AMD Polaris & Vega “GCN” GPUs Now Limited To Critical Driver Updates Only As EOL Imminent

AMD has limited the driver support for its Polaris & Vega GPUs to “Critical” updates only as both architectures near their EOL (End-of-Life) period.

AMD Polaris & Vega, The Last of The GCN Architectures, Are Reaching EOL Status But Critical Driver Updates Will Continue To Roll Out

AMD’s recent Radeon Software Adrenalin Edition drivers lacked support for the Polaris and Vega GPUs in the main driver branch and received separate drivers which was only limited to bug fixes. Not only that but AMD also ended support for Polaris and Vega GPUs in its official AMDVLK Vulkan drivers while the MESA RADV “Radeon Vulkan” drivers continue to support them.

Confirming the reduced support for Polaris & Vega GPU architectures and the respective products, AMD says that they will only offer critical driver updates for both families going forward through a separate driver package which could include important security and functionality updates. AMD is also confident that the current drivers for Polaris and Vega are very mature and don’t benefit from additional software tuning. While this may be true, it does mean that future games and apps won’t see any optimizations from AMD for Vega and Polaris architectures.

The AMD Polaris and Vega graphics architectures are mature, stable and performant and don’t benefit as much from regular software tuning. Going forward, AMD is providing critical updates for Polaris- and Vega-based products via a separate driver package, including important security and functionality updates as available. The committed support is greater than for products AMD categorizes as legacy, and gamers can still enjoy their favorite games on Polaris and Vega-based products.

AMD Rep (via Anandtech)

The AMD Polaris GPU architecture made its first debut in the Radeon RX 480 back in 2016 when the red team aimed at the mainstream segment.

The follow-up, the RX 500 series also targeted the same segment but that changed in 2017 with the arrival of AMD’s Vega architecture which tried to compete in the high-end landscape but didn’t quite offer the gaming performance that it was promised to offer against NVIDIA’s GeForce 10 series cards. The Vega GPU architecture was mostly suited for the HPC and Workstation segment where it showed far better performance and that was made evident with the release of the Radeon VII which was a prosumer graphics card.

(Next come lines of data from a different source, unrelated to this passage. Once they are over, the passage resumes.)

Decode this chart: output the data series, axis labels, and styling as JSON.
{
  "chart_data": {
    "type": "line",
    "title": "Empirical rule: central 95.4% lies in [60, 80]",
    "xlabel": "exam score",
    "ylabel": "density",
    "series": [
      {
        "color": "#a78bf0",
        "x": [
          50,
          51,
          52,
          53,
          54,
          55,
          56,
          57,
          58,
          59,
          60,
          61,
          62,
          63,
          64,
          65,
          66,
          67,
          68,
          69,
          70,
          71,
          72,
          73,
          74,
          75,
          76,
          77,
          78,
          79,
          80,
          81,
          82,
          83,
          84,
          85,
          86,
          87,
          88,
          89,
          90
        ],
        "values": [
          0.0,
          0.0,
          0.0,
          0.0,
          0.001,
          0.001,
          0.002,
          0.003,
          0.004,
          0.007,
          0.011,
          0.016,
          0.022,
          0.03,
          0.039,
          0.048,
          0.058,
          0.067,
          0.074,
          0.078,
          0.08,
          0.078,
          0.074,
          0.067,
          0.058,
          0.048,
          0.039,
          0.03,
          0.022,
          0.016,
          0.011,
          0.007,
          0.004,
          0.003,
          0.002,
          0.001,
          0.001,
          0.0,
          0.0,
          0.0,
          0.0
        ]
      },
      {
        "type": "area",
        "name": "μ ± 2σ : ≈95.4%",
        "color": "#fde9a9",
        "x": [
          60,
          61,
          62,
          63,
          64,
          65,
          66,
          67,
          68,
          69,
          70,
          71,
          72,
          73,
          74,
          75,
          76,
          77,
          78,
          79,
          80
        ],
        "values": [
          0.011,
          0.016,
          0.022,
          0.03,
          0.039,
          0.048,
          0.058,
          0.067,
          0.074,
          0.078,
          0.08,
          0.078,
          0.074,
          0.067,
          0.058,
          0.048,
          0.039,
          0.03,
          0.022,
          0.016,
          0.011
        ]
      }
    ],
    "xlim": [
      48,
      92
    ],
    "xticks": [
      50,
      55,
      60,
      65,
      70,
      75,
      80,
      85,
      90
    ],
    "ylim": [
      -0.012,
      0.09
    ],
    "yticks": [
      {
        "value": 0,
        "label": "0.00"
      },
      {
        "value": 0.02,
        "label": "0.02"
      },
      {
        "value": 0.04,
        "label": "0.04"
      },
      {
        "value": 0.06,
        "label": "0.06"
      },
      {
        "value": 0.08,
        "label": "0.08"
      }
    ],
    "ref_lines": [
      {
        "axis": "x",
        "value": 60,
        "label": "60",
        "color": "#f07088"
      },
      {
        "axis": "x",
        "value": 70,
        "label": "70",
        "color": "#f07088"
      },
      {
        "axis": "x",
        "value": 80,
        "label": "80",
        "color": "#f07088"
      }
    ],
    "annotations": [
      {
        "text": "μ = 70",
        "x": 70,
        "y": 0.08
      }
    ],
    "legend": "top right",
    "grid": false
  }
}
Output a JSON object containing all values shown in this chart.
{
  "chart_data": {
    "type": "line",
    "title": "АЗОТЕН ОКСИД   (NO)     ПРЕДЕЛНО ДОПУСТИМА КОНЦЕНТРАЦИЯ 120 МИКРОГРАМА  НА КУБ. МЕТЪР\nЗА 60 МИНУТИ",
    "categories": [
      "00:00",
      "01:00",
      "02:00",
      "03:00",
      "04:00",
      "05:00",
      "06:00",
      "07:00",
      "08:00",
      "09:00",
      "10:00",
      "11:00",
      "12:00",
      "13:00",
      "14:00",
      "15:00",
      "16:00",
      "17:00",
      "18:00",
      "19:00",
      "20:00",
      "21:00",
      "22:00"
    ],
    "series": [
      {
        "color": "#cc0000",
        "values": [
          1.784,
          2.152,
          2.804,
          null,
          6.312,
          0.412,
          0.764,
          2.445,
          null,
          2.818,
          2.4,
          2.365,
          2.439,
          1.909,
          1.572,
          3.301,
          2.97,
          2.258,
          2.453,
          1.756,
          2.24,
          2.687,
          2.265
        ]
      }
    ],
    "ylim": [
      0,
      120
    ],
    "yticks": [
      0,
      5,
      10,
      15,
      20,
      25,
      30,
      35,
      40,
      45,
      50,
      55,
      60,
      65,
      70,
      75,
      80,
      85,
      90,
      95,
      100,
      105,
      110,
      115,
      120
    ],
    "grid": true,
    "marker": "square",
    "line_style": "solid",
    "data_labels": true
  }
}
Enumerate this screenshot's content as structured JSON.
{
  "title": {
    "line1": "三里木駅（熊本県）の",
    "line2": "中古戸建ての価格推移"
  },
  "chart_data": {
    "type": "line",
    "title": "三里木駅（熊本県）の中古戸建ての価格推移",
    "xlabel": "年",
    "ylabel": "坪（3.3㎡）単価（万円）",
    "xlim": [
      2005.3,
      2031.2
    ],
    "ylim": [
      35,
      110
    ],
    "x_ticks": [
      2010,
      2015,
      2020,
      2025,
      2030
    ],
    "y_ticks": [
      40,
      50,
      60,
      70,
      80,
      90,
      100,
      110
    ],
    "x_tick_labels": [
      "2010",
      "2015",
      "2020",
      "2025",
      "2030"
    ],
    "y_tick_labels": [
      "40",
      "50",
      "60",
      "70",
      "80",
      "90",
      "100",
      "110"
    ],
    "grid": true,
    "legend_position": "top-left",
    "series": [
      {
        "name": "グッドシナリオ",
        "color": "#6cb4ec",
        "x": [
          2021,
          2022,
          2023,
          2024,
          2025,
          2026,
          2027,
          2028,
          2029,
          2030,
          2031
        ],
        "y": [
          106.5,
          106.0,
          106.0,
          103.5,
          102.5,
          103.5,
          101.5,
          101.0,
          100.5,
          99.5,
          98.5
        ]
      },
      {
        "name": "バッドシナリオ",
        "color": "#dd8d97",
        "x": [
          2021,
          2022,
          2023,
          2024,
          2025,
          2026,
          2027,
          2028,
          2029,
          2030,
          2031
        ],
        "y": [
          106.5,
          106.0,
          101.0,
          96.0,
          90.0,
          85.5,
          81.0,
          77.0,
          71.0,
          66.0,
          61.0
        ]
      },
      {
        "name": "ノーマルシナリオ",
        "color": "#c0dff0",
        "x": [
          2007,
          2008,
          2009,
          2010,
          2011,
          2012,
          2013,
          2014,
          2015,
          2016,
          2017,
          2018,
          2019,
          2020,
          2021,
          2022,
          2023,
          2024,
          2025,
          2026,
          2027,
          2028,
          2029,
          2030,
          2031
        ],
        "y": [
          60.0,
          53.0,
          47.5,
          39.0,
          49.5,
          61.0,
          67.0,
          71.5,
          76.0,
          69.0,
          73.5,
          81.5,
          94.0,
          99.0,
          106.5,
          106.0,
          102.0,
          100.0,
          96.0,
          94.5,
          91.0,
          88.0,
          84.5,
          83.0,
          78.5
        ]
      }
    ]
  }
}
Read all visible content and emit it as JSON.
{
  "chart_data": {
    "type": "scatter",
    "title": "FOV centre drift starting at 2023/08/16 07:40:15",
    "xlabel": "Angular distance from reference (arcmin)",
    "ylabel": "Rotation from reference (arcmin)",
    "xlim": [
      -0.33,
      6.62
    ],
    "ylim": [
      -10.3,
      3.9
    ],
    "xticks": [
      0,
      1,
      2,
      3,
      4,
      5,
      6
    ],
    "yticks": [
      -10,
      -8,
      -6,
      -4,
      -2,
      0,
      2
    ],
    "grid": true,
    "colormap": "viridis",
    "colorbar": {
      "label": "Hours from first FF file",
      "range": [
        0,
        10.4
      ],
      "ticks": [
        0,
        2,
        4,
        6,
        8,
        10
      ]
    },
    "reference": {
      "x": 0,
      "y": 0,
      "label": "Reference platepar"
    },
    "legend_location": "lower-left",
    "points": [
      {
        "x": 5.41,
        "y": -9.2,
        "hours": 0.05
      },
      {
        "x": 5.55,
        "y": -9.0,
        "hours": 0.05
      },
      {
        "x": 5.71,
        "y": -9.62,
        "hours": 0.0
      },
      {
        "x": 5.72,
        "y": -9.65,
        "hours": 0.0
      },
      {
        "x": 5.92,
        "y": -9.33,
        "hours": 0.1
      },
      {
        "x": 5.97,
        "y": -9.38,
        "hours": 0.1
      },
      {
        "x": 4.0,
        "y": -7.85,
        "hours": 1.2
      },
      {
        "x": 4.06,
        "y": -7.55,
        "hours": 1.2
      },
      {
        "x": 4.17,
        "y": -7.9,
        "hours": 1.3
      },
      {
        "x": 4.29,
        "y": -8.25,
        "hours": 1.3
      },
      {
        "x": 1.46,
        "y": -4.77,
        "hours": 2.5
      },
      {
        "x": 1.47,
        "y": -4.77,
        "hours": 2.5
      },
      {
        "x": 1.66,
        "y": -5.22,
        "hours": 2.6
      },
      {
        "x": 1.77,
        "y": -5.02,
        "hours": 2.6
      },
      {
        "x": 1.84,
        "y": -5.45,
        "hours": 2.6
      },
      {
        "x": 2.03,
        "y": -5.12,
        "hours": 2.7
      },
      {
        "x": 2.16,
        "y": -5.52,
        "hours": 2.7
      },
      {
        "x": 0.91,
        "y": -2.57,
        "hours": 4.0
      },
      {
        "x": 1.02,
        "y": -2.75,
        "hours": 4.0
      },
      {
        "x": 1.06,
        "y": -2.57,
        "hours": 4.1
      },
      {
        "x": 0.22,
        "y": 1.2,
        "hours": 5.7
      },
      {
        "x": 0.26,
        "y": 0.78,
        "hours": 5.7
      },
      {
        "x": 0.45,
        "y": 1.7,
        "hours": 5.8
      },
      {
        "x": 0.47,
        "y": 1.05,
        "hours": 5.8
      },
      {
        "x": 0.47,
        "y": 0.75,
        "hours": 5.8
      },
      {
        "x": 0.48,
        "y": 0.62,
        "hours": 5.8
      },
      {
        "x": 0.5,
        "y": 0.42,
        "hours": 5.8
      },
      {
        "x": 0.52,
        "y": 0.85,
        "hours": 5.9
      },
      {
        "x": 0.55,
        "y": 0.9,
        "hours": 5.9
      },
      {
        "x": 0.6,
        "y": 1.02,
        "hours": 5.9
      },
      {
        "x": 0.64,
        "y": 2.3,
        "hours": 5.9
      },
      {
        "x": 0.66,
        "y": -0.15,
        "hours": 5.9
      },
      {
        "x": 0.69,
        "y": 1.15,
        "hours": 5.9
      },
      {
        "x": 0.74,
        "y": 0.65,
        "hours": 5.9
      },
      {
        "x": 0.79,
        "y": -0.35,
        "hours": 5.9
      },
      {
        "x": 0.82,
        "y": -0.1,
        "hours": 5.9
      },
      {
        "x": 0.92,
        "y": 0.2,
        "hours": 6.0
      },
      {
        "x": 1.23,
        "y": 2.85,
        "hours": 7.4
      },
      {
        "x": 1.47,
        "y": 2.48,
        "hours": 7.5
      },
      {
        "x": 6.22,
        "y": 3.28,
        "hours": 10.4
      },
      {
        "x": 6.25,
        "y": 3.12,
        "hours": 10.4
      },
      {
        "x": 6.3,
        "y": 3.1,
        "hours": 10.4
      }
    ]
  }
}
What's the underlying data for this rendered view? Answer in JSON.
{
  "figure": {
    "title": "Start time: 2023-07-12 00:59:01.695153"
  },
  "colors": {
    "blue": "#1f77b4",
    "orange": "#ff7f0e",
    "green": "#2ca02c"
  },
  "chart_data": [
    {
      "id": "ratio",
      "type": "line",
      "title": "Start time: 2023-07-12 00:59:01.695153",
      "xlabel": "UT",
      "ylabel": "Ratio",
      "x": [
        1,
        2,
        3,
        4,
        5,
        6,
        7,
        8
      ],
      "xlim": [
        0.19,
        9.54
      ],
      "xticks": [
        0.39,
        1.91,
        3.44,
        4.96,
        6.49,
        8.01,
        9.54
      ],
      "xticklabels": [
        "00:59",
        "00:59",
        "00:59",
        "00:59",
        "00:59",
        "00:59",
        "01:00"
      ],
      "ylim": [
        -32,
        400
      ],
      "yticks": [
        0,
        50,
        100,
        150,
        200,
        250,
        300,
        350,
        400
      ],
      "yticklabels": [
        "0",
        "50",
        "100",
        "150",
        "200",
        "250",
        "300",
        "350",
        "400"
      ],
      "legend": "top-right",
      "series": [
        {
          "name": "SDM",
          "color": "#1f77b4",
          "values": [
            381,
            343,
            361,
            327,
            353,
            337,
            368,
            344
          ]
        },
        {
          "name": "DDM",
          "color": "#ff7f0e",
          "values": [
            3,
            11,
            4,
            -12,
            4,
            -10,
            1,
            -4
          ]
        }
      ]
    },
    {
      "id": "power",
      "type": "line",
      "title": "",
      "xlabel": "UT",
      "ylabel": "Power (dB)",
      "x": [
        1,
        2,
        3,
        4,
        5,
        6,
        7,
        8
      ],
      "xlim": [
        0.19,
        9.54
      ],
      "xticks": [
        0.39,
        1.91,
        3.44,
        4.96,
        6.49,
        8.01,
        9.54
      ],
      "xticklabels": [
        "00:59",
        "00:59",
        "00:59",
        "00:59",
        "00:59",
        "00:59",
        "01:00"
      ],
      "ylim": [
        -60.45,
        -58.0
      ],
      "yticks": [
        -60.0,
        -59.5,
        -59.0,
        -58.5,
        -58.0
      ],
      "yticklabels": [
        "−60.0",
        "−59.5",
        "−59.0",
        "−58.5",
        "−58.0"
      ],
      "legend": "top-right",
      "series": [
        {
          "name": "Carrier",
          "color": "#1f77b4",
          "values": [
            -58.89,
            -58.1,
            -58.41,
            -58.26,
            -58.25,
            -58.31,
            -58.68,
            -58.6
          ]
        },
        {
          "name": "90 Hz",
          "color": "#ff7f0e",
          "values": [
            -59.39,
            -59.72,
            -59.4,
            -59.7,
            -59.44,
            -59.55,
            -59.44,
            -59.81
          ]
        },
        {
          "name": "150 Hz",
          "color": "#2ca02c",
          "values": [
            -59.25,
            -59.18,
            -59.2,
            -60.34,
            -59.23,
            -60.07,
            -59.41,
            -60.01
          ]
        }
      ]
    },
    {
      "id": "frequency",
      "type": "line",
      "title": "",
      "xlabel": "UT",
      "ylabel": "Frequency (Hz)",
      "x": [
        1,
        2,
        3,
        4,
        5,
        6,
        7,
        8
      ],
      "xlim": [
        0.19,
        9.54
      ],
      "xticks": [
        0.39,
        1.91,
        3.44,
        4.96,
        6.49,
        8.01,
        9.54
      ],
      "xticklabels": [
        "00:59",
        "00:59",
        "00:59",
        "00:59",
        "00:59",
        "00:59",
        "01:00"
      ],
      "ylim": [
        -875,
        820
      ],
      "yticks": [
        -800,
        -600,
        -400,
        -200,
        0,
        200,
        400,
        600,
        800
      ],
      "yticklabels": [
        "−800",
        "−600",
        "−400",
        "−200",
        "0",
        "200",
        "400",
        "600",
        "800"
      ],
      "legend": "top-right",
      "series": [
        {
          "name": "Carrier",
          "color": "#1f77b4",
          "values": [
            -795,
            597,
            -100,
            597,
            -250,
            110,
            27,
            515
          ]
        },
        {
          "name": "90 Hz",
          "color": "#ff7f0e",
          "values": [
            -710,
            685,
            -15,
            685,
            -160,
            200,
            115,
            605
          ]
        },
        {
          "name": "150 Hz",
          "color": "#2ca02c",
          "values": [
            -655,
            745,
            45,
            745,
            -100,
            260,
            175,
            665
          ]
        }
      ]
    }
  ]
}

Both Polaris and Vega were the last of the GCN offerings.

Image Source: Steam Hardware Survey

Even as of right now, the AMD Radeon RX 580 and Radeon RX 570, both of which are based on the Polaris GPU architecture, have a huge share in the Steam Hardware Survey and a lot of budget and entry-level gamers still use these graphics cards for gaming.

With that said, AMD’s Vega GPU architecture also serves a very crucial and huge market in the form of the Ryzen APU family with four generations of laptop/desktop APUs featuring the Vega graphics architecture.

AMD Polaris “GCN 4” & Vega “GCN 5” Products:

Desktop Architecture Mobile Architecture
Radeon Pro Duo Vega (2019) Vega GCN 5.0 Radeon RX 600M (2019) Polaris GCN 4.0
Radeon VII (2019) Vega GCN 5.0 Radeon RX 500M (2017) Polaris GCN 4.0
Radeon RX Vega (2017) Vega GCN 5.0 Radeon RX 400M (2016) Polaris GCN 4.0
Radeon 600 (2020) Polaris GCN 4.0 Ryzen 7030 (2023) Vega GCN 5.0
Radeon Pro Duo Polaris (2017) Polaris GCN 4.0 Ryzen 5000 (2021) Vega GCN 5.0
Radeon RX 500 (2017) Polaris GCN 4.0 Ryzen 4000 (2020) Vega GCN 5.0
Radeon RX 400 (2016) Polaris GCN 4.0 Ryzen 3000 (2019) Vega GCN 5.0
Ryzen 5000G APUs (2021) Vega GCN 5.0 Ryzen 2000 (2017) Vega GCN 5.0
Ryzen 4000G APUs (2020) Vega GCN 5.0
Ryzen 3000G APUs (2019) Vega GCN 5.0
Ryzen 2000G APUs (2018) Vega GCN 5.0

AMD also uses Vega in the refreshed Ryzen 7030 “Rembrandt-R” family so those will be limited in terms of driver support too. GCN truly had a long run but it looks like it’s pretty much the end of the road for Polaris and Vega.

Meanwhile, NVIDIA continues to support GeForce 700, 900, and 10 series GPUs based on the Maxwell, and Pascal architectures which were released around the same time as AMD Vega & Polaris products.